Saturday, November 7, 2009

WHO IS CARLOS GOMEZ?

A friend of mine asked me that last night. I think the best answer is that we don't yet know who Carlos Gomez is. He's 23 years old, and from all indications he's still a young 23. There are a lot of 23 year old ball players who we don't know who turn into very good major leaguers.

I think the part of this trade that we don't know yet - that we need to know in order to properly evaluate it - is what Doug Melvin is going to do with the money he saved by dumping Hardy and Cameron. When we know that, this trade might look on balance to be a very good deal for the Brewers.

A few Melvin quotes that I like:

"His defense will serve as a key component to us improving our pitching."

"My thinking is that guys with speed develop later.
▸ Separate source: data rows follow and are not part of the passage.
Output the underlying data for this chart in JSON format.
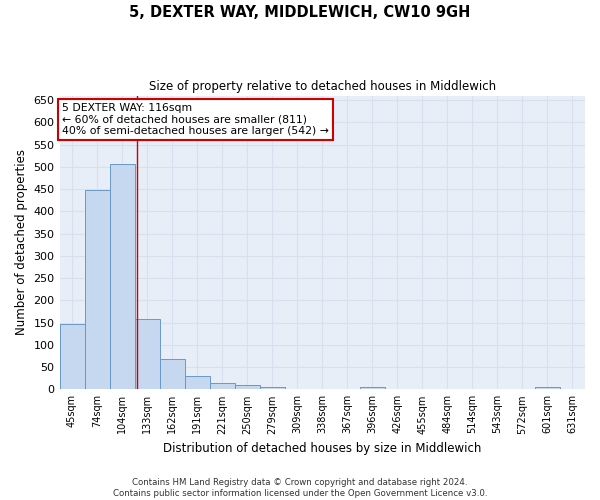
{
  "title": "5, DEXTER WAY, MIDDLEWICH, CW10 9GH",
  "subtitle": "Size of property relative to detached houses in Middlewich",
  "xlabel": "Distribution of detached houses by size in Middlewich",
  "ylabel": "Number of detached properties",
  "categories": [
    "45sqm",
    "74sqm",
    "104sqm",
    "133sqm",
    "162sqm",
    "191sqm",
    "221sqm",
    "250sqm",
    "279sqm",
    "309sqm",
    "338sqm",
    "367sqm",
    "396sqm",
    "426sqm",
    "455sqm",
    "484sqm",
    "514sqm",
    "543sqm",
    "572sqm",
    "601sqm",
    "631sqm"
  ],
  "values": [
    147,
    448,
    506,
    158,
    68,
    31,
    14,
    9,
    5,
    0,
    0,
    0,
    6,
    0,
    0,
    0,
    0,
    0,
    0,
    6,
    0
  ],
  "bar_color": "#c5d8f0",
  "bar_edge_color": "#6699cc",
  "grid_color": "#d8e0f0",
  "bg_color": "#e8eef8",
  "red_line_x": 2.58,
  "annotation_line1": "5 DEXTER WAY: 116sqm",
  "annotation_line2": "← 60% of detached houses are smaller (811)",
  "annotation_line3": "40% of semi-detached houses are larger (542) →",
  "annotation_box_color": "#ffffff",
  "annotation_box_edge": "#cc0000",
  "footer": "Contains HM Land Registry data © Crown copyright and database right 2024.\nContains public sector information licensed under the Open Government Licence v3.0.",
  "ylim": [
    0,
    660
  ],
  "yticks": [
    0,
    50,
    100,
    150,
    200,
    250,
    300,
    350,
    400,
    450,
    500,
    550,
    600,
    650
  ]
}
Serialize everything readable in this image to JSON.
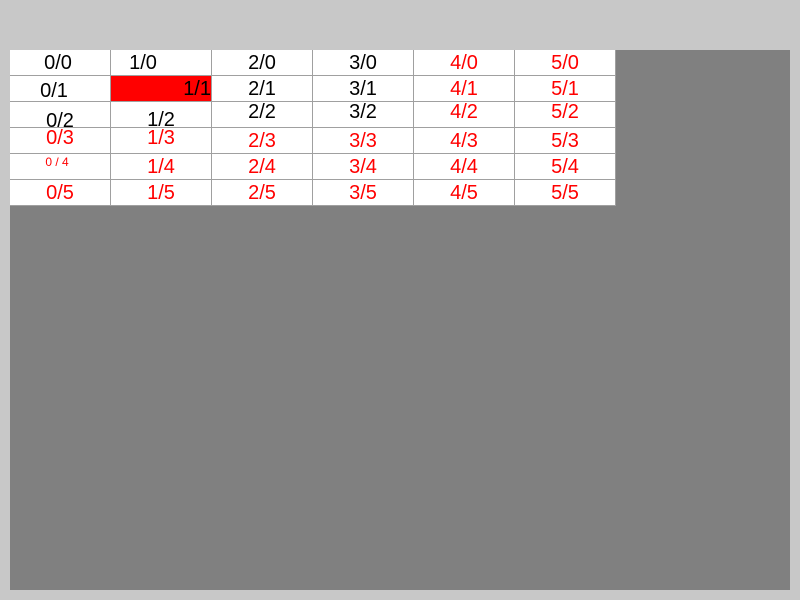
{
  "grid": {
    "cells": [
      [
        {
          "text": "0/0",
          "color": "black"
        },
        {
          "text": "1/0",
          "color": "black"
        },
        {
          "text": "2/0",
          "color": "black"
        },
        {
          "text": "3/0",
          "color": "black"
        },
        {
          "text": "4/0",
          "color": "red"
        },
        {
          "text": "5/0",
          "color": "red"
        }
      ],
      [
        {
          "text": "0/1",
          "color": "black"
        },
        {
          "text": "1/1",
          "color": "black",
          "bg": "red"
        },
        {
          "text": "2/1",
          "color": "black"
        },
        {
          "text": "3/1",
          "color": "black"
        },
        {
          "text": "4/1",
          "color": "red"
        },
        {
          "text": "5/1",
          "color": "red"
        }
      ],
      [
        {
          "text": "0/2",
          "color": "black"
        },
        {
          "text": "1/2",
          "color": "black"
        },
        {
          "text": "2/2",
          "color": "black"
        },
        {
          "text": "3/2",
          "color": "black"
        },
        {
          "text": "4/2",
          "color": "red"
        },
        {
          "text": "5/2",
          "color": "red"
        }
      ],
      [
        {
          "text": "0/3",
          "color": "red"
        },
        {
          "text": "1/3",
          "color": "red"
        },
        {
          "text": "2/3",
          "color": "red"
        },
        {
          "text": "3/3",
          "color": "red"
        },
        {
          "text": "4/3",
          "color": "red"
        },
        {
          "text": "5/3",
          "color": "red"
        }
      ],
      [
        {
          "text": "0 / 4",
          "color": "red"
        },
        {
          "text": "1/4",
          "color": "red"
        },
        {
          "text": "2/4",
          "color": "red"
        },
        {
          "text": "3/4",
          "color": "red"
        },
        {
          "text": "4/4",
          "color": "red"
        },
        {
          "text": "5/4",
          "color": "red"
        }
      ],
      [
        {
          "text": "0/5",
          "color": "red"
        },
        {
          "text": "1/5",
          "color": "red"
        },
        {
          "text": "2/5",
          "color": "red"
        },
        {
          "text": "3/5",
          "color": "red"
        },
        {
          "text": "4/5",
          "color": "red"
        },
        {
          "text": "5/5",
          "color": "red"
        }
      ]
    ]
  },
  "colors": {
    "window_bg": "#c8c8c8",
    "viewport_bg": "#808080",
    "cell_bg": "#ffffff",
    "highlight": "#ff0000",
    "red_text": "#ff0000",
    "black_text": "#000000"
  }
}
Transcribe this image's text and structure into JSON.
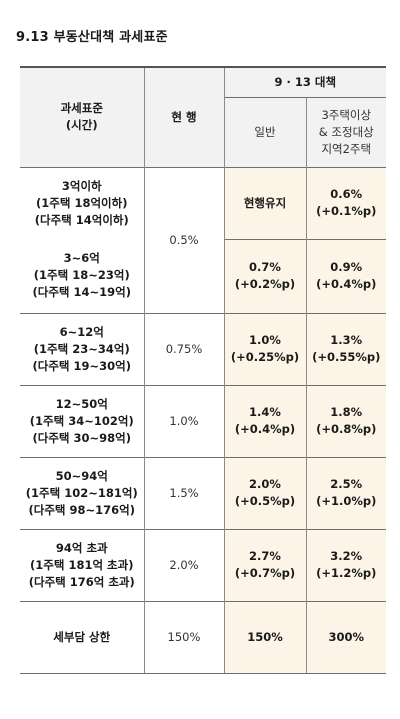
{
  "title": "9.13 부동산대책 과세표준",
  "header": {
    "col_base": [
      "과세표준",
      "(시간)"
    ],
    "col_current": "현 행",
    "col_policy": "9 · 13 대책",
    "sub_general": "일반",
    "sub_multi": [
      "3주택이상",
      "& 조정대상",
      "지역2주택"
    ]
  },
  "rows": [
    {
      "base": [
        "3억이하",
        "(1주택 18억이하)",
        "(다주택 14억이하)"
      ],
      "current": "0.5%",
      "general": "현행유지",
      "multi": [
        "0.6%",
        "(+0.1%p)"
      ]
    },
    {
      "base": [
        "3~6억",
        "(1주택 18~23억)",
        "(다주택  14~19억)"
      ],
      "current": "",
      "general": [
        "0.7%",
        "(+0.2%p)"
      ],
      "multi": [
        "0.9%",
        "(+0.4%p)"
      ]
    },
    {
      "base": [
        "6~12억",
        "(1주택 23~34억)",
        "(다주택 19~30억)"
      ],
      "current": "0.75%",
      "general": [
        "1.0%",
        "(+0.25%p)"
      ],
      "multi": [
        "1.3%",
        "(+0.55%p)"
      ]
    },
    {
      "base": [
        "12~50억",
        "(1주택 34~102억)",
        "(다주택 30~98억)"
      ],
      "current": "1.0%",
      "general": [
        "1.4%",
        "(+0.4%p)"
      ],
      "multi": [
        "1.8%",
        "(+0.8%p)"
      ]
    },
    {
      "base": [
        "50~94억",
        "(1주택 102~181억)",
        "(다주택 98~176억)"
      ],
      "current": "1.5%",
      "general": [
        "2.0%",
        "(+0.5%p)"
      ],
      "multi": [
        "2.5%",
        "(+1.0%p)"
      ]
    },
    {
      "base": [
        "94억 초과",
        "(1주택 181억 초과)",
        "(다주택 176억 초과)"
      ],
      "current": "2.0%",
      "general": [
        "2.7%",
        "(+0.7%p)"
      ],
      "multi": [
        "3.2%",
        "(+1.2%p)"
      ]
    },
    {
      "base": [
        "세부담 상한"
      ],
      "current": "150%",
      "general": "150%",
      "multi": "300%"
    }
  ]
}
Look at some of the players from years ago: Otis Nixon, Lance Johnson, Tom Goodwin. Even Shane Victorino [of the Phillies] and Michael Bourn [of the Astros], two guys that are in the big leagues and play a good center field. They were 25, 26 before they made their big jump in the big leagues."

Melvin said the Brewers were planning to keep second baseman Rickie Weeks in the leadoff hole and would try to hone Gomez's offensive potential in another spot.
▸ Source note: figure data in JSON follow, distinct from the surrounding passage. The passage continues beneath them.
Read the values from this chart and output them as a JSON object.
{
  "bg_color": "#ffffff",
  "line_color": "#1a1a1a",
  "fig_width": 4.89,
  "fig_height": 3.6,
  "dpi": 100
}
Those are things that you hear a good Major League GM say and not things that fans say about their fantasy teams. There's a huge difference.

As for J.J. Hardy - I don't think this is a huge loss and I think the Brewers got as much for him as they could. Remember, he was playing so poorly last season that the Brewers sent him down to the minors. Put yourself in some other teams' shoes. That doesn't look like a very attractive fish to land in a trade. Had the Brewers not weaseled another year of arbitration out of him by sending him down, I really don't think they would have gotten anything for him.